Are you looking for ASX dividend shares to buy? If you are, then you may want to check out the two listed below that have recently been named as buys.
Here's why brokers rate these dividend shares highly right now:
Stockland Corporation Ltd (ASX: SGP)
The first ASX dividend share that has been rated as a buy is Stockland.
It is a residential and land lease developer and retail, logistics and office real estate property manager.
Goldman Sachs is positive on the company. And while it acknowledges that trading conditions aren't easy right now, the broker believes "the potential headwinds are factored into the share price" and sees it as "attractively valued."

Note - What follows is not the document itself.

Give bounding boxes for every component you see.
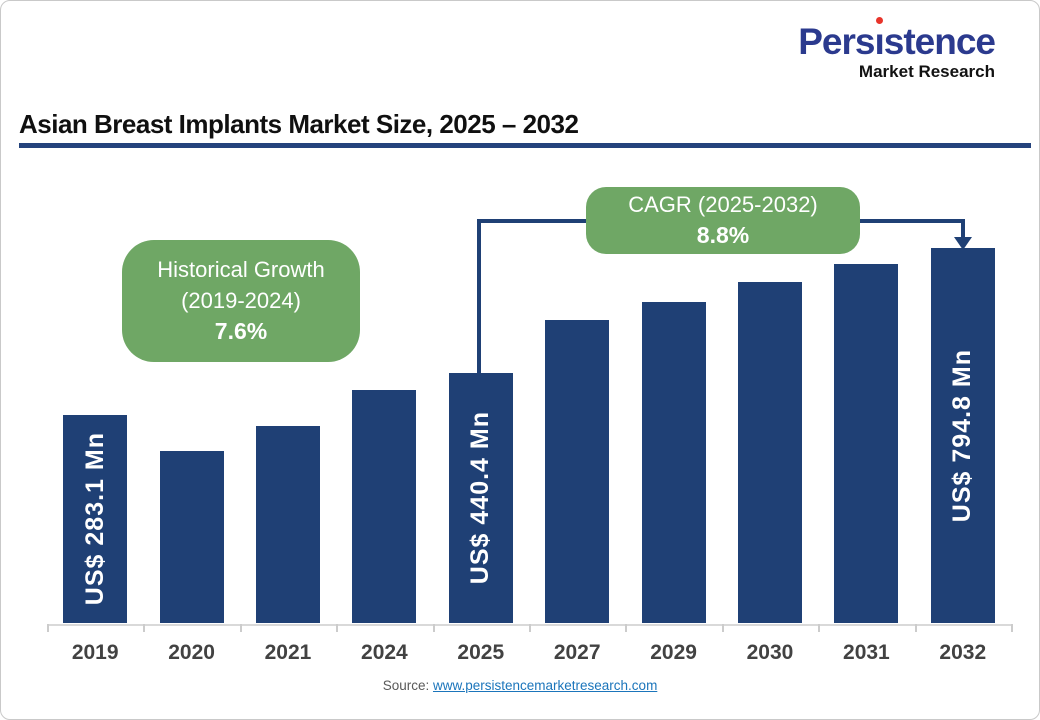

In respect to dividends, Goldman is forecasting dividends per share of 27.6 cents in FY 2023 and 28.3 cents in FY 2024. Based on the current Stockland share price of $3.60, this will mean yields of 7.65% and 7.9%, respectively.
The broker has a buy rating and $4.50 price target on Stockland's shares.
Wesfarmers Ltd (ASX: WES)
Another ASX dividend share that has been named as a buy is this conglomerate.
Wesfarmers is the company behind a range of businesses such as Bunnings, Catch, Covalent Lithium, Kmart, Officeworks, and Priceline.
The team at Morgans thinks Wesfarmers could be a good option in the current environment due to its value offering. It highlights that "Kmart is well-placed to benefit with the average price of an item at around $6-7."
As for dividends, its analysts are forecasting fully franked dividends per share of $1.82 in FY 2023 and $1.89 in FY 2023. Based on the current Wesfarmers share price of $45.46, this will mean yields of 4% and 4.15%, respectively.
Morgans has an add rating and $55.60 price target on Wesfarmers' shares.